WRAP today released the latest results of the Courtauld Commitment Phase 2, a voluntary pledge to cut packaging and food waste.
Phase 2, launched in 2012, follows the original Courtauld Commitment (Phase 1) launched in 2005, and added supply chain waste reduction to the agreement. Some 53 retailers and major brands have signed the pledge.
Targets include reducing the carbon impact of grocery packaging by 10 percent, cutting UK household food and drink waste by 4 percent and reducing product and packaging waste in the grocery supply chain by 5 percent, including both solid and liquid wastes.
After a disappointing first year — 2010 figures showed the industry was not going to meet its three-year goal, having only reduced waste by 0.4 per cent — WRAP says the grocery sector is back on track to meet its targets by the end of 2012.

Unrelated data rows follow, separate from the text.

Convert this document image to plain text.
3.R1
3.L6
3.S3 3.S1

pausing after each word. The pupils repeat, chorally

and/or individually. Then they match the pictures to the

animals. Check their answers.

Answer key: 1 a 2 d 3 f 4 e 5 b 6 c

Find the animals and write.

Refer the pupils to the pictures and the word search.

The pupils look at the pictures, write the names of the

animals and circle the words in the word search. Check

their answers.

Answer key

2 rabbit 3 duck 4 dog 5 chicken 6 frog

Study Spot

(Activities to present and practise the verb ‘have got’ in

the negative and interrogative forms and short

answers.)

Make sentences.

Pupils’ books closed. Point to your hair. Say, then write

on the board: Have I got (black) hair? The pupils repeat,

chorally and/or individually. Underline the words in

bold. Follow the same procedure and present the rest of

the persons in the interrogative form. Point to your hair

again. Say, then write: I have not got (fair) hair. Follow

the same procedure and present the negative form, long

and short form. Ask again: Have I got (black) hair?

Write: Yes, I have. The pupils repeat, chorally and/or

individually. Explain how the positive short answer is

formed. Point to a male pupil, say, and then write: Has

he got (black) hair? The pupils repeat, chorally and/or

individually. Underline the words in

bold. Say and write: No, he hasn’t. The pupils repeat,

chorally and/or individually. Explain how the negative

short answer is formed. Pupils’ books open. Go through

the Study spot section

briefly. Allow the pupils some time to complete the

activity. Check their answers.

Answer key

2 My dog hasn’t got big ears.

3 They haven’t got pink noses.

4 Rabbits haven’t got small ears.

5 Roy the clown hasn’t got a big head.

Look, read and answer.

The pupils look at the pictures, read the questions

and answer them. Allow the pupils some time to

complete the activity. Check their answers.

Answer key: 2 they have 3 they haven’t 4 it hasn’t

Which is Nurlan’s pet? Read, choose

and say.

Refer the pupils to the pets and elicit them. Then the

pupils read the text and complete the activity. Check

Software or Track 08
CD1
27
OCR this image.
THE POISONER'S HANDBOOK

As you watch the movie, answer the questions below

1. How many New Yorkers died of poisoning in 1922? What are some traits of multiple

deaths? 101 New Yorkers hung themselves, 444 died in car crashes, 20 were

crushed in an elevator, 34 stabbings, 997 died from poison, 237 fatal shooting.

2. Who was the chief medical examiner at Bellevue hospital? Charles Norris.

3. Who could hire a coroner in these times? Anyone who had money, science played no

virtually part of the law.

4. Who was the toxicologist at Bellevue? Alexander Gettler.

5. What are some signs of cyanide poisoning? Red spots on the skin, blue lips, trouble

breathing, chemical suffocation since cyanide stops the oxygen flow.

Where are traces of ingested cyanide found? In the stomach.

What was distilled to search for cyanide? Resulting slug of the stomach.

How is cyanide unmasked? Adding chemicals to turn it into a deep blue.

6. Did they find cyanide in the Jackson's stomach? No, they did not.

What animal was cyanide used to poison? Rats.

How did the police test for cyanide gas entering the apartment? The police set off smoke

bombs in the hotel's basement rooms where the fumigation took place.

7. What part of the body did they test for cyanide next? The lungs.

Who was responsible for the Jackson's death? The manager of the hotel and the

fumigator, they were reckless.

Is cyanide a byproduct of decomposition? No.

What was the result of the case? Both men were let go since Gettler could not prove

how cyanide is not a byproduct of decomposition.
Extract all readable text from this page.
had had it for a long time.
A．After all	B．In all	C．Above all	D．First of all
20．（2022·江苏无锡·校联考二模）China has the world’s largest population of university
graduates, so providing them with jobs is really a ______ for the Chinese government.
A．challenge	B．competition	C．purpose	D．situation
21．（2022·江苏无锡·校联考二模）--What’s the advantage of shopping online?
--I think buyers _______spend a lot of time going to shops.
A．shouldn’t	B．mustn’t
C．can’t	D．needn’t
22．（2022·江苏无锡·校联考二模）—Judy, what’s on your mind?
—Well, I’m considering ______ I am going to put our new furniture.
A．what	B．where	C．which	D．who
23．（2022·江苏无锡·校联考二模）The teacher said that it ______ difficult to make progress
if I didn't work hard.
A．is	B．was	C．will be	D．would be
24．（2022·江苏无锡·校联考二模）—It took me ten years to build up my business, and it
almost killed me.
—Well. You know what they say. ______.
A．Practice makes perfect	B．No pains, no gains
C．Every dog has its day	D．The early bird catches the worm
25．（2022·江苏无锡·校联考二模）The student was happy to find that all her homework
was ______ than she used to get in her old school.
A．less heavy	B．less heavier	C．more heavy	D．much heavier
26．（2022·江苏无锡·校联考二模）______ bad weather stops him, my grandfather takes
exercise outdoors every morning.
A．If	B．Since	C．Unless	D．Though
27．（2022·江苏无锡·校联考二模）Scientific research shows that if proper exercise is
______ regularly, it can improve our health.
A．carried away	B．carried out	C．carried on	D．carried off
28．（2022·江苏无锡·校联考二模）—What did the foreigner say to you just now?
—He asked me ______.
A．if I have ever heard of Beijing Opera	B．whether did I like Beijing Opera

The packaging target is also on course at 8.2 percent, more than three quarters of the way towards the target of 10 percent carbon reduction.
Household food waste data is not collected yearly but WRAP says the signatories did achieve a 3 percent reduction in the first year. The organization will collect data and release results for final year reporting, it says.
Last month, WRAP published reports saying that UK consumers throw out about 1 million tons of textiles — mainly clothes, shoes and linens like bedding and curtains — every year. Reusing or recycling these items, which currently end up in the landfill, could generate millions of pounds.
According to WRAP director Marcus Gover, recovering just 10 percent of the £238 million ($383.6 million) worth of textiles thrown out in 2012 could generate about £24 million.